Survey: 20% ‘Reluctant’ to Have Physical Contact with Former Leprosy Patients; Results Show Stigma Still Exists

Yomiuri Shimbun file photo
Yasuyuki Tokuda, co-representative of the Hansen’s Disease Association for the People

Nearly 20% of respondents said they were “reluctant” to have physical contact with people who had Hansen’s disease or to use the same public baths with them, according to the Health, Labor and Welfare Ministry’s survey report.

The ministry released a report Wednesday on the first-ever survey of people’s attitudes toward former leprosy patients and their families, asking whether they face discrimination and prejudice.

The survey showed once again that discrimination and prejudice still exist today.

Leprosy is an infectious disease caused by the leprosy bacillus, which attacks the peripheral nerves and skin. Although medical treatment for leprosy was established in the 1940s, and it was discovered that the disease was not inherited, the government continued to isolate patients until 1996. Later, the Kumamoto District Court ruled that the quarantine policy was unconstitutional.
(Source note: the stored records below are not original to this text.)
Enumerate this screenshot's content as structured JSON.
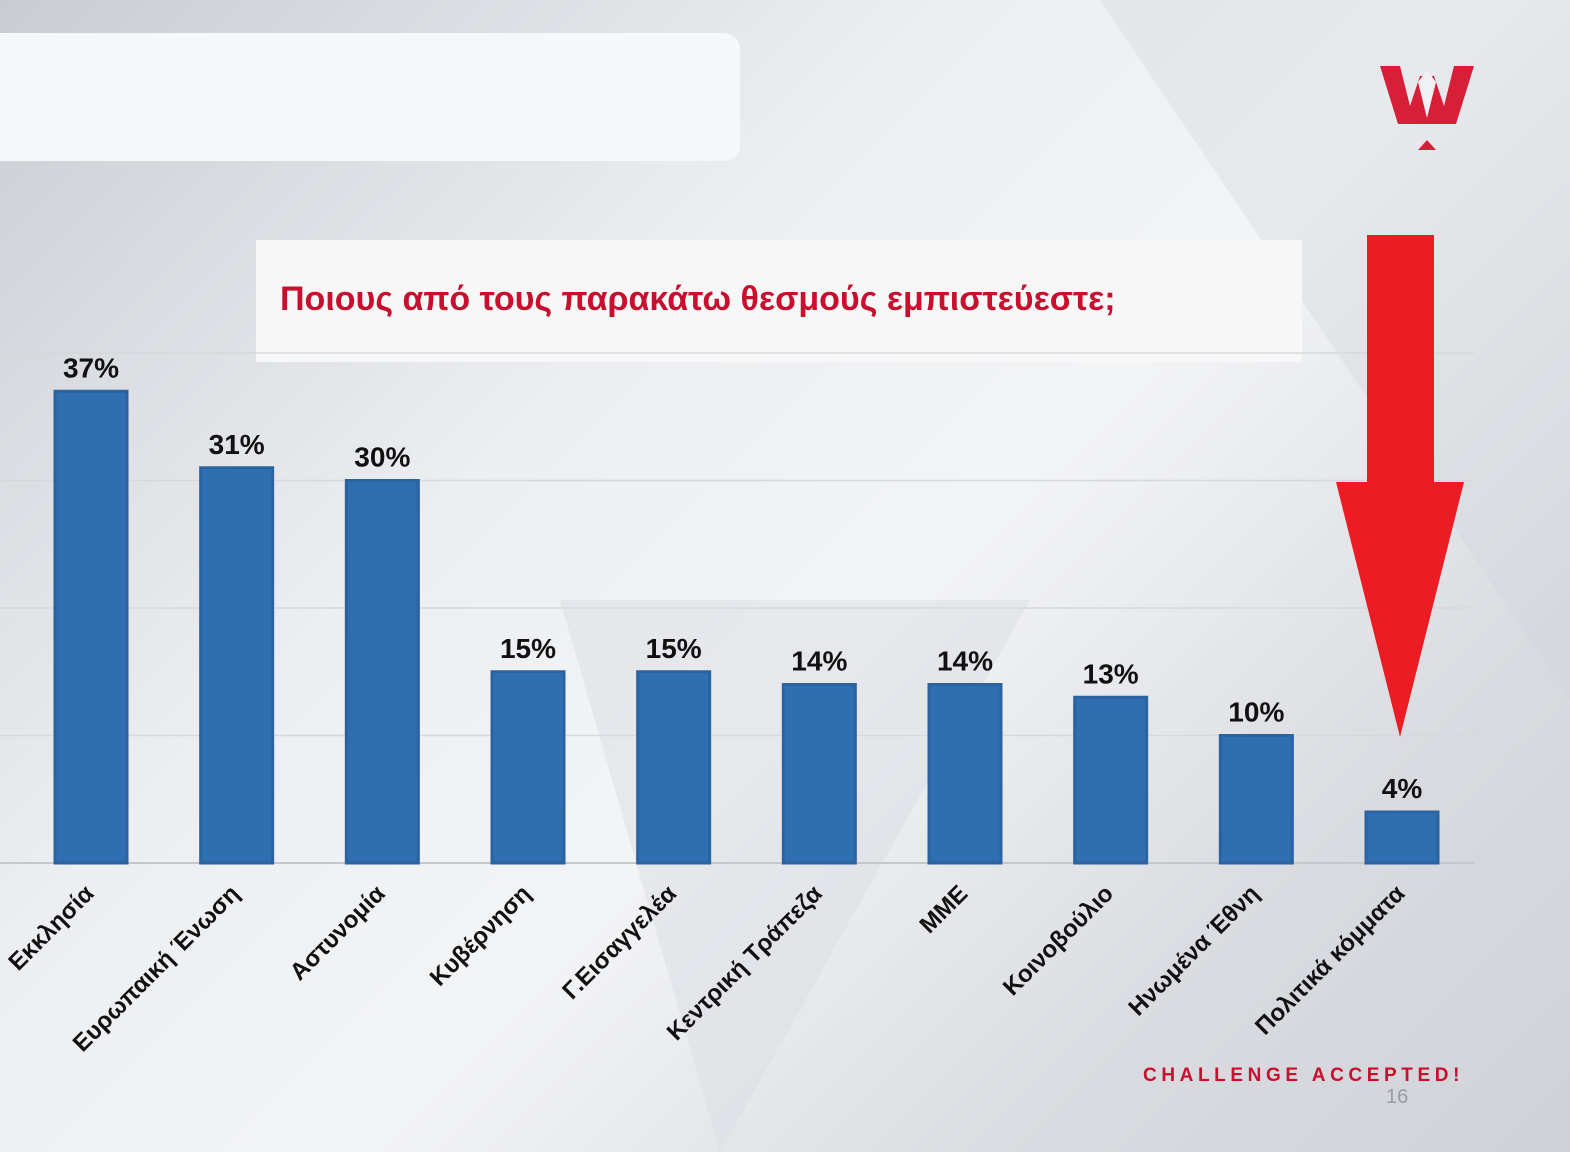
{
  "slide": {
    "question": "Ποιους από τους παρακάτω θεσμούς εμπιστεύεστε;",
    "tagline": "CHALLENGE ACCEPTED!",
    "page_number": "16",
    "logo_icon": "w-crown-logo-icon",
    "arrow_icon": "red-down-arrow-icon",
    "colors": {
      "bar": "#2e6fb2",
      "accent": "#c8102e",
      "arrow": "#ec1c24"
    }
  },
  "chart_data": {
    "type": "bar",
    "categories": [
      "Εκκλησία",
      "Ευρωπαική Ένωση",
      "Αστυνομία",
      "Κυβέρνηση",
      "Γ.Εισαγγελέα",
      "Κεντρική Τράπεζα",
      "ΜΜΕ",
      "Κοινοβούλιο",
      "Ηνωμένα Έθνη",
      "Πολιτικά κόμματα"
    ],
    "values": [
      37,
      31,
      30,
      15,
      15,
      14,
      14,
      13,
      10,
      4
    ],
    "data_labels": [
      "37%",
      "31%",
      "30%",
      "15%",
      "15%",
      "14%",
      "14%",
      "13%",
      "10%",
      "4%"
    ],
    "title": "",
    "xlabel": "",
    "ylabel": "",
    "ylim": [
      0,
      40
    ],
    "grid": true,
    "legend": "none"
  }
}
The government has apologized, but former leprosy patients still face discrimination, such as being denied hotel accommodations.

To assess the current situation, the ministry conducted an online survey in December last year and analyzed the responses of 20,916 respondents.

The survey showed that 38% “know” about leprosy, 52.2% “have heard of the name” and 9.8% “do not know at all.” Meanwhile, 47.2% were unaware of the isolation policy and 14.6% had misunderstood that it was a hereditary disease.

Regarding their awareness of prejudice and discrimination, 35.4% said they “think they have it.” When asked about “living in the neighborhood” with former patients, 9.3% of the respondents said they felt “very much” or “somewhat” uncomfortable.

However, the percentages for “touching,” “using the same public bath,” and “one’s family member marrying a former patient’s family member” increased to about 20%.

“[This survey] shows once again that discrimination persists. I hope the government will work to eliminate discrimination by increasing opportunities to hear what former patients have to say,” said Yasuyuki Tokuda, 79, co-representative of the Hansen’s Disease Association for the People.